Beneath the gag is a history of truth. For all the success and fame of the English Premier League, England has never progressed further than a semi-final of a major tournament since 1966. In those 55 years, they’ve only got to that stage four times.

Raheem Sterling celebrates his winner for England against the Czech Republic at Wembley.Credit:Getty

Worse has been their history in the knockout stage of European Championships overall. Before Wednesday, England had never won an elimination match in 90 minutes in the tournament while penalty shootouts have been another sore point. Three World Cups (1990, 1998 and 2006) and three Euros (1996, 2004 and 2012) have ended in defeat on penalties.

However, the tenure of manager Gareth Southgate has vanquished those supposed demons. England beat Colombia in a shootout at the 2018 World Cup, and their defeat of Germany in regular time also ended their poor elimination record in European championships.

“The hurt, the pain – we all know the history, it’s put into you from a young age,” Bridges said. “But I really think this group of players that have come through are on that crest of a wave where it doesn’t seem to affect them.”

The significance was reflected by English media immediately. The Guardian described the win over Germany as “like emerging from a dream into a strange new light”. The Financial Times likened it to “the spirit of ’66”. The Daily Mirror suggested it will “open up the route” to the final as vocal fans are singing “it’s coming home”.

The hysteria is of no surprise to English-born football commentator Simon Hill.

“Football is our national passion,” Hill said. “With England, it’s all or nothing. If they win, they are heroes and people worship at their alter and if they lose, people metaphorically throw rotten fruit at them. It’s the same in Italy, same in Spain and same in Germany I imagine.”

Only, those other countries have won major trophies in the past 55 years, which is why Hill isn’t joining in the frenzy yet.

“The expectations are huge and they are unrealistically huge,” Hill said. “If they want a lesson in history they only need to go back to the last Euros where they drew Iceland in the round of 16. Everyone was looking at the France quarter-final in Paris and we didn’t get past Iceland, we lost. They have to be careful not to heap too much pressure on the team.“

England still has three more games to win before it ends its search for silverware, with a quarter-final clash against Ukraine on Sunday morning (5am AEST) the first.

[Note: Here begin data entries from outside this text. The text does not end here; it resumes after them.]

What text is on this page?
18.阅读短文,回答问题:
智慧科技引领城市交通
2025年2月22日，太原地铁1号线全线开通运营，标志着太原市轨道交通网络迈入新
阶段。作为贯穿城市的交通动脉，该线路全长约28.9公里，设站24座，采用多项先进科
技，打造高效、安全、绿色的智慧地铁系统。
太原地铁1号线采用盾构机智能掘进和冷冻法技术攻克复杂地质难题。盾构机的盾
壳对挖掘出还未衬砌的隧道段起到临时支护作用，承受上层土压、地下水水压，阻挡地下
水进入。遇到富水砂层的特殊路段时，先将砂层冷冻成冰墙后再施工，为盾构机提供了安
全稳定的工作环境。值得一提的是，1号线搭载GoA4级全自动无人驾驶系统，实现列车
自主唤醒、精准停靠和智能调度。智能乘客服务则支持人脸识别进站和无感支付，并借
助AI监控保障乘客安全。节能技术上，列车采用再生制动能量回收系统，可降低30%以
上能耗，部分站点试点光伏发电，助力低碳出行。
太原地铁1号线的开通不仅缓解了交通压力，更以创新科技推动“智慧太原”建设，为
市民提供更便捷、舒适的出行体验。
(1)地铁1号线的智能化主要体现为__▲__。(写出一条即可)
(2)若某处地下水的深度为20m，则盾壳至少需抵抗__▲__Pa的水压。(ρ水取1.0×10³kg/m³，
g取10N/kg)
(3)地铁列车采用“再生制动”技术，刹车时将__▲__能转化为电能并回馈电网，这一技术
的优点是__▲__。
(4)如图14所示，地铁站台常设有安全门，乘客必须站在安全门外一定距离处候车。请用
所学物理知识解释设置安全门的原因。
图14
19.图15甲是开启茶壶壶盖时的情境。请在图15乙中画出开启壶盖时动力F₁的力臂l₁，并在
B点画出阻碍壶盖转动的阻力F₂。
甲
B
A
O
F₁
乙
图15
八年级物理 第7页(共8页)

They are playing decent football, have an impressive roster balanced with experience and youth, are on the weaker side of the draw and could play their semi-final and final on home turf at Wembley.

“If there’s any time to do it, it’s now,” Bridges said.

Even then, experience has taught Bridges to taper his expectations. “If they crumble against Ukraine, this conversation is out the window,” he said.